Fictitious Case: An age old company begins to hire new IT professionals for various positions and segments of a company. While, there wasn’t a shortage of experienced professionals on board but in order to create a fresh wave into the organisation, lot many newbies hailing from various IT domains get hired, triggering a new wave of creativity in the organisation.
The problem occurs when a new hire simply outperforms his senior peers in a very short span of time.
Though, it is not illegal to promote a new employee over someone who has been retained for longer. However, it may be viewed as an unfair business practice by employees who have invested more time in a company.
Or maybe, the case is such that the newbie possesses greater knowledge of a particular subject and has enough expertise to become a leader.
However, just doing the job and working hard just doesn’t seem enough to get promoted to a leadership role. Hence with better performance, abilities and qualifications, new hire wins over the hard work and loyalty of the age-old employee.
Was it fair or justified to promote a candidate who hasn’t been in hired role for long, barely has the knowledge of the company’s working style at length; over the one who is much senior and has spent longer years with the company at length?
But, what the age-old employee drew from this scenario is that smart work and good qualification is what fetches you greater chances towards promotion and not the length of association and loyalty towards the same company.

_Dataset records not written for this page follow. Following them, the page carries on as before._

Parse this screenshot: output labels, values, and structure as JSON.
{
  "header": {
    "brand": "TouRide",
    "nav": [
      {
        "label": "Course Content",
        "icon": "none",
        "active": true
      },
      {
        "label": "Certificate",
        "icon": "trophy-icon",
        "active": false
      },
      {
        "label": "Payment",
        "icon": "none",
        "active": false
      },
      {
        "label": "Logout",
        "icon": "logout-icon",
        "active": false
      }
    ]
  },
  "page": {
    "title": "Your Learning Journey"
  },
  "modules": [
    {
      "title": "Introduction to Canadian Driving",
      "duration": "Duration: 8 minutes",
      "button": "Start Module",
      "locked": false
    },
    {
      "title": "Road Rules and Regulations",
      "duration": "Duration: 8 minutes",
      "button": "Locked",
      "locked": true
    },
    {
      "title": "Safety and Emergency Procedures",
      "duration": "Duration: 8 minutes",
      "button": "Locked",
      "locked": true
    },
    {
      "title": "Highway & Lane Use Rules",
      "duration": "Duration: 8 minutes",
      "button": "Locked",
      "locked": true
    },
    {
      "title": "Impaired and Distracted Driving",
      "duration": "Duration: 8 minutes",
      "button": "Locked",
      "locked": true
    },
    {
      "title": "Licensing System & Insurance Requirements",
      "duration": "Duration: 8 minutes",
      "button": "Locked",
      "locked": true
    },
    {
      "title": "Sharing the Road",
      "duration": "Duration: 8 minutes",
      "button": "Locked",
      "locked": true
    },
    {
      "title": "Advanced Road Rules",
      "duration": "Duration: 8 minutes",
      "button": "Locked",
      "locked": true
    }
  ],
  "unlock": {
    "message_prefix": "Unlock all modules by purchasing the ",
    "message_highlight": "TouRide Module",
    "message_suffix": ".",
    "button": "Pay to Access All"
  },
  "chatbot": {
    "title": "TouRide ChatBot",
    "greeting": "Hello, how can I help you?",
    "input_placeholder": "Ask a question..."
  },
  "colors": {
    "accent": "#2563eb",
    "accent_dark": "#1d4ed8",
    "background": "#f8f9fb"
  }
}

To conclude whether the management did justice to the employees or not, let’s hear out what the HR experts of the industry have to say on this.
Opinions
Anil Jalali, Sr. HR Leader and Former CHRO Capegemini- Just like we hire someone from outside into a vacant role, we can also promote someone internally into it. If the promoted candidate happens to be relatively new to the company and other tenured employees were passed over, there must be a valid reason. For example, factors like skills, capability, performance etc in the context of the role.
While longer tenure alone does not guarantee promotion, an organization needs to introspect if they find internal talent superseding with external talent all too frequently. It could be gaps in talent management with respect to development and growth programs or it could be a very dynamic business with changing talent and skill requirements.

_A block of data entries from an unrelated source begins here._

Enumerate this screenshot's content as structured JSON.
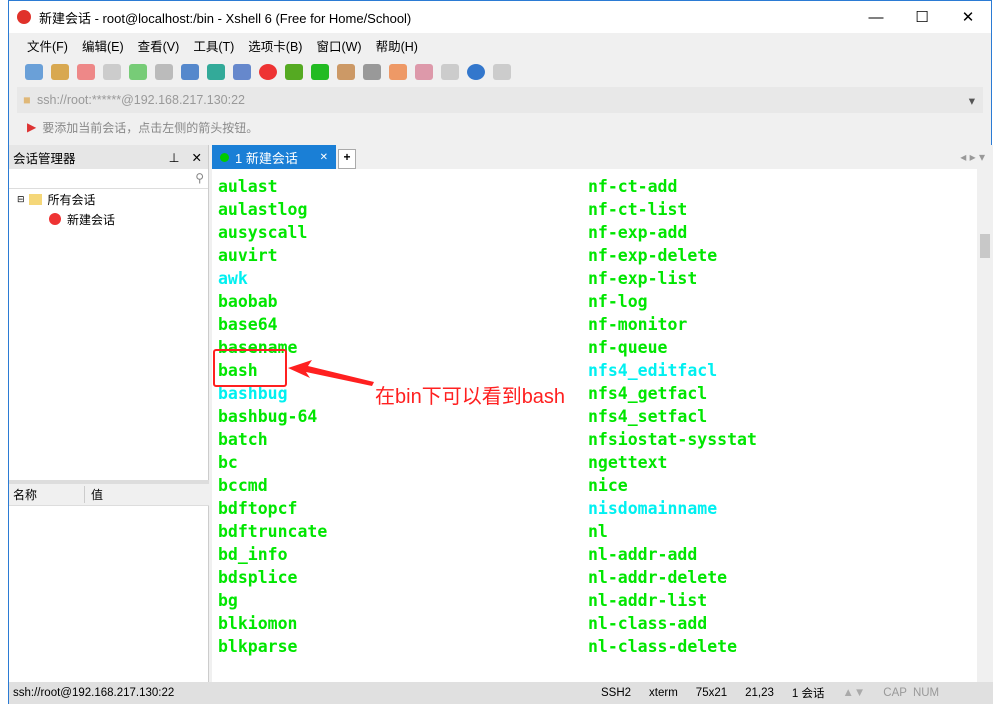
{
  "window": {
    "title": "新建会话 - root@localhost:/bin - Xshell 6 (Free for Home/School)"
  },
  "menu": [
    "文件(F)",
    "编辑(E)",
    "查看(V)",
    "工具(T)",
    "选项卡(B)",
    "窗口(W)",
    "帮助(H)"
  ],
  "address": "ssh://root:******@192.168.217.130:22",
  "hint": "要添加当前会话，点击左侧的箭头按钮。",
  "session_manager": {
    "title": "会话管理器",
    "tree": [
      "所有会话",
      "新建会话"
    ],
    "props_headers": [
      "名称",
      "值"
    ]
  },
  "tab": {
    "label": "1 新建会话"
  },
  "terminal": {
    "col1": [
      {
        "t": "aulast"
      },
      {
        "t": "aulastlog"
      },
      {
        "t": "ausyscall"
      },
      {
        "t": "auvirt"
      },
      {
        "t": "awk",
        "c": 1
      },
      {
        "t": "baobab"
      },
      {
        "t": "base64"
      },
      {
        "t": "basename"
      },
      {
        "t": "bash"
      },
      {
        "t": "bashbug",
        "c": 1
      },
      {
        "t": "bashbug-64"
      },
      {
        "t": "batch"
      },
      {
        "t": "bc"
      },
      {
        "t": "bccmd"
      },
      {
        "t": "bdftopcf"
      },
      {
        "t": "bdftruncate"
      },
      {
        "t": "bd_info"
      },
      {
        "t": "bdsplice"
      },
      {
        "t": "bg"
      },
      {
        "t": "blkiomon"
      },
      {
        "t": "blkparse"
      }
    ],
    "col2": [
      {
        "t": "nf-ct-add"
      },
      {
        "t": "nf-ct-list"
      },
      {
        "t": "nf-exp-add"
      },
      {
        "t": "nf-exp-delete"
      },
      {
        "t": "nf-exp-list"
      },
      {
        "t": "nf-log"
      },
      {
        "t": "nf-monitor"
      },
      {
        "t": "nf-queue"
      },
      {
        "t": "nfs4_editfacl",
        "c": 1
      },
      {
        "t": "nfs4_getfacl"
      },
      {
        "t": "nfs4_setfacl"
      },
      {
        "t": "nfsiostat-sysstat"
      },
      {
        "t": "ngettext"
      },
      {
        "t": "nice"
      },
      {
        "t": "nisdomainname",
        "c": 1
      },
      {
        "t": "nl"
      },
      {
        "t": "nl-addr-add"
      },
      {
        "t": "nl-addr-delete"
      },
      {
        "t": "nl-addr-list"
      },
      {
        "t": "nl-class-add"
      },
      {
        "t": "nl-class-delete"
      }
    ]
  },
  "annotation": "在bin下可以看到bash",
  "status": {
    "left": "ssh://root@192.168.217.130:22",
    "proto": "SSH2",
    "term": "xterm",
    "size": "75x21",
    "pos": "21,23",
    "sessions": "1 会话",
    "cap": "CAP",
    "num": "NUM"
  },
  "colors": {
    "accent": "#1a7fd6",
    "green": "#00e600",
    "cyan": "#00f0f0",
    "annotation": "#ff2020"
  }
}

Aniruddha Khekale, Group HR Director, Emerson Automation Solution, India- This is classic – most of the organizations encounter this challenge pretty frequently. The challenge faced around three words – Loyalty, Experience and Promotion. Promotion is always confused for increase in power, dignity and social standing as opposed to the increase in complexity and accountability. Experience is mistaken for talent in the job role and Loyalty is mistaken as ‘long association’ as opposed to integrity and commitment. Most employees therefore develop a sense of ‘entitlement’ over a period of time.
As you go higher in the management hierarchy, the degree of capability and effort that one needs to put in to manage manual tasks vs. information analysis vs. decision making and people leadership becomes inversely proportionate. As you grow, you need different composition of abilities and that doesn’t necessarily come with a longer tenure. Practice makes a man perfect but talent can bring in disruption which can push you ahead in the game. We always confuse the two i.e. skills vs. talent and management vs. leadership.
‘Talent’ is the key and the ‘Right Talent’ should be promoted - fresh perspective, creativity, fresh energy should be welcomed. We need to change our assumptions. Integrity and commitment should be valued instead of just the no. of years within an organization. Imagination should be encouraged as opposed to compliance with the rule-book. Ability to energize people and leading from the front should be given charge as opposed to encouraging the ‘entitlement mentality.’
Aarif Aziz, CHRO, Diageo India: Balance between “loyalty” and “talent” is always a tricky one. Both are critical to build a lasting organization. Employees should see a career path in the company while “results” and “excellence” is rewarded. Success lies in employees being clear of expectations. The questions to ask is whether the employees know and relate to “performance” and “potential” being the most important criteria for career growth, whether they get regular feedback on their performance and finally, does this feedback help in shaping the development plan?
And if the answers to these queries is “Yes” then one can certainly believe that the company has a culture where talent is recognized for contributions and loyalty is rewarded by investing in employees’ growth.